具体的には、リストのバックアップを作成し、そのリストにいくつかの変更を加え、すべての変更を3番目のリストに追加しますが、その後、さらに変更を加える前に最初のリストをバックアップでリセットします。変更を行い、3 番目のリストのすべてのコンテンツを最初のリストにコピーして戻します。残念ながら、別の関数で最初のリストを変更すると、バックアップも変更されるようです。を使用original = backupしてもうまくいきませんでした。も使用しませんでした
def setEqual(restore, backup):
restore = []
for number in backup:
restore.append(number)
私の問題を解決します。バックアップからリストを正常に復元したにもかかわらず、元のリストを変更するたびにバックアップが変更されました。
この問題を解決するにはどうすればよいですか?
あなたcopy.deepcopy()はこれが欲しいです。
The first thing to understand is why that setEqual method can't work: you need to know how identifiers work. (Reading that link should be very helpful.) For a quick rundown with probably too much terminology: in your function, the parameter restore is bound to an object, and you are merely re-binding that identifier with the = operator.
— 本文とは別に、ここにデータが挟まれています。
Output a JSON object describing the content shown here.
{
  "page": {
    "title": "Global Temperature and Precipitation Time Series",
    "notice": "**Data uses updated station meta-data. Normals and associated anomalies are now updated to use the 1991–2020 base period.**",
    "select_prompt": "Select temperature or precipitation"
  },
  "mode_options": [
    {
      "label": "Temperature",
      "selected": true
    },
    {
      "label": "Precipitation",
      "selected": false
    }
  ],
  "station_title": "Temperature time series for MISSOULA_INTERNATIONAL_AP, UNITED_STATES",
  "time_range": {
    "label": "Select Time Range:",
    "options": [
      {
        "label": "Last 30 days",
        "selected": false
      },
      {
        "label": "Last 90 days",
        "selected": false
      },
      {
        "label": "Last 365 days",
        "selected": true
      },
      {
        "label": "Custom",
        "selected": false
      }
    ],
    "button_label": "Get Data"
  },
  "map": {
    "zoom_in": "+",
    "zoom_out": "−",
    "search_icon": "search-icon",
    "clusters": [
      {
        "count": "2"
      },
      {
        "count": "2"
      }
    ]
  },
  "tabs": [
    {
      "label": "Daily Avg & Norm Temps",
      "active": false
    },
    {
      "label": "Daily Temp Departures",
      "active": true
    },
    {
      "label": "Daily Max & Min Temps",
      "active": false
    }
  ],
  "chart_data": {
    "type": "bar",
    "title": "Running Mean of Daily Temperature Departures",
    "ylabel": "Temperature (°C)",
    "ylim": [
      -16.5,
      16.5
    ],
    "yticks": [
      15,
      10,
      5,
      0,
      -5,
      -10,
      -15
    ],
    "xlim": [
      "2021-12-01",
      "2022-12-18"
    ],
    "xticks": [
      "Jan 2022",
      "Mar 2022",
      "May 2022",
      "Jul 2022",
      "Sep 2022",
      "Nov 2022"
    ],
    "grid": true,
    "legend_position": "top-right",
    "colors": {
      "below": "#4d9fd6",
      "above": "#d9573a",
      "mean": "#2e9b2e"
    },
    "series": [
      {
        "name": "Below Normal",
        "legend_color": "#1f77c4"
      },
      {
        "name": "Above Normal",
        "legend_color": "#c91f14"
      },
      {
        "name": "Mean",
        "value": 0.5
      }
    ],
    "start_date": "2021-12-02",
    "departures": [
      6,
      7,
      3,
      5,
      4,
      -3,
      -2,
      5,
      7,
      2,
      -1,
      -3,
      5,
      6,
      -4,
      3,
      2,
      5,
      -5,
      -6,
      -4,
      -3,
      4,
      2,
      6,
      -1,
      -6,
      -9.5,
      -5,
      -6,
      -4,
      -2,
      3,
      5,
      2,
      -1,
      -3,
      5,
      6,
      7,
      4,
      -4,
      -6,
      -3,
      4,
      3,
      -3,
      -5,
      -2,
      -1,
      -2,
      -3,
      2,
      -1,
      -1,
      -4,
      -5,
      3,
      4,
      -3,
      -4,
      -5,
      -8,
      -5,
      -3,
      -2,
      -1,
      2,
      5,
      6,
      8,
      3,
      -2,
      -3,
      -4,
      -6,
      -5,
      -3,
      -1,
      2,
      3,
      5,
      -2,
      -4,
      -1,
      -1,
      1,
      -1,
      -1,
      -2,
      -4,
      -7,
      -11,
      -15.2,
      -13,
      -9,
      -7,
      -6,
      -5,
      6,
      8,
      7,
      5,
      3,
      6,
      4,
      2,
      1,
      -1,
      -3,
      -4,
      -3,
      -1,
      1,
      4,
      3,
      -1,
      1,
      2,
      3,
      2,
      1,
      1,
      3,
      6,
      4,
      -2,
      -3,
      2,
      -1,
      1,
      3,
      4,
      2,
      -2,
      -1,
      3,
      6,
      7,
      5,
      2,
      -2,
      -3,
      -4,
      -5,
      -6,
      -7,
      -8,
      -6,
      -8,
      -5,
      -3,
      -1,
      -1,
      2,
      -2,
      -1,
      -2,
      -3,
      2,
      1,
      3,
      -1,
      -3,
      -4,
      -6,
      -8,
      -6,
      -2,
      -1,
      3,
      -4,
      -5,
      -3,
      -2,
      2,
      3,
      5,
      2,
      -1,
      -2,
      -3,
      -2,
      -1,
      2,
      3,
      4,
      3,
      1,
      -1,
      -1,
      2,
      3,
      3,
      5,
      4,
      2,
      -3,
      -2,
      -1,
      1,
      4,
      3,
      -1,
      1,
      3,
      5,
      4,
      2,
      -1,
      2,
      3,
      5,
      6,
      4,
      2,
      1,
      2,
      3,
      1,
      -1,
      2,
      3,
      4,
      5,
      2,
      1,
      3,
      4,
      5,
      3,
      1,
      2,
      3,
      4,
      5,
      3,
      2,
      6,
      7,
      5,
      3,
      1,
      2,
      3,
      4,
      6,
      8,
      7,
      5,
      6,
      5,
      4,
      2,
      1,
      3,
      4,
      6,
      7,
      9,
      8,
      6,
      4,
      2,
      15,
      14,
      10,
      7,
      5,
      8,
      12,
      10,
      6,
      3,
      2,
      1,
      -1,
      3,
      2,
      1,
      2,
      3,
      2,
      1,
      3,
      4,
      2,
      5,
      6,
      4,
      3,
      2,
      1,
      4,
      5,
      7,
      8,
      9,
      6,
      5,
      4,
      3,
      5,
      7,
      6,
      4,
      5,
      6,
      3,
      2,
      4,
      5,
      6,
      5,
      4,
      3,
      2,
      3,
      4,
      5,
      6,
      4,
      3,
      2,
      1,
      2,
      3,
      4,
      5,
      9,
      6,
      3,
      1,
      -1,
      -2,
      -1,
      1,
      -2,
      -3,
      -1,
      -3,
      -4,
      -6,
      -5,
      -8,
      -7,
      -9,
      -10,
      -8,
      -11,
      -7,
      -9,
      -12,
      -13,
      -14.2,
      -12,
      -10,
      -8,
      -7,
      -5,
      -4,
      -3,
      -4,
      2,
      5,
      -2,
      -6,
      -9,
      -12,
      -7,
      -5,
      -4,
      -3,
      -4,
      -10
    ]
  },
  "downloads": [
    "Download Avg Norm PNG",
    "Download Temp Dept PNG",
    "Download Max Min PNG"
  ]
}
Here are some examples of binding the identifier restore to things.
# Bind the identifier `restore` to the number object 1.
restore = 1
# Bind the identifier `restore` to the string object 'Some string.'
# The original object that `restore` was bound to is unaffected.
restore = 'Some string.'
So, in your function, when you say:
restore = []
You are actually binding restore to a new list object you're creating. Because Python has function-local scoping, restore in your example is binding the function-local identifier restore to the new list. This will not change anything you're passing in to setEqual as restore. For example,
test_variable = 1
setEqual(test_variable, [1, 2, 3, 4])
# Passes, because the identifier test_variable
# CAN'T be rebound within this scope from setEqual.
assert test_variable == 1
Simplifying a bit, you can only bind identifiers in the currently executing scope -- you can never write a function like def set_foo_to_bar(foo, bar) that affects the scope outside of that function. As @Ignacio says, you can use something like a copy function to rebind the identifier in the current scope:
original = [1, 2, 3, 4]
backup = list(original) # Make a shallow copy of the original.
backup.remove(3)
assert original == [1, 2, 3, 4] # It's okay!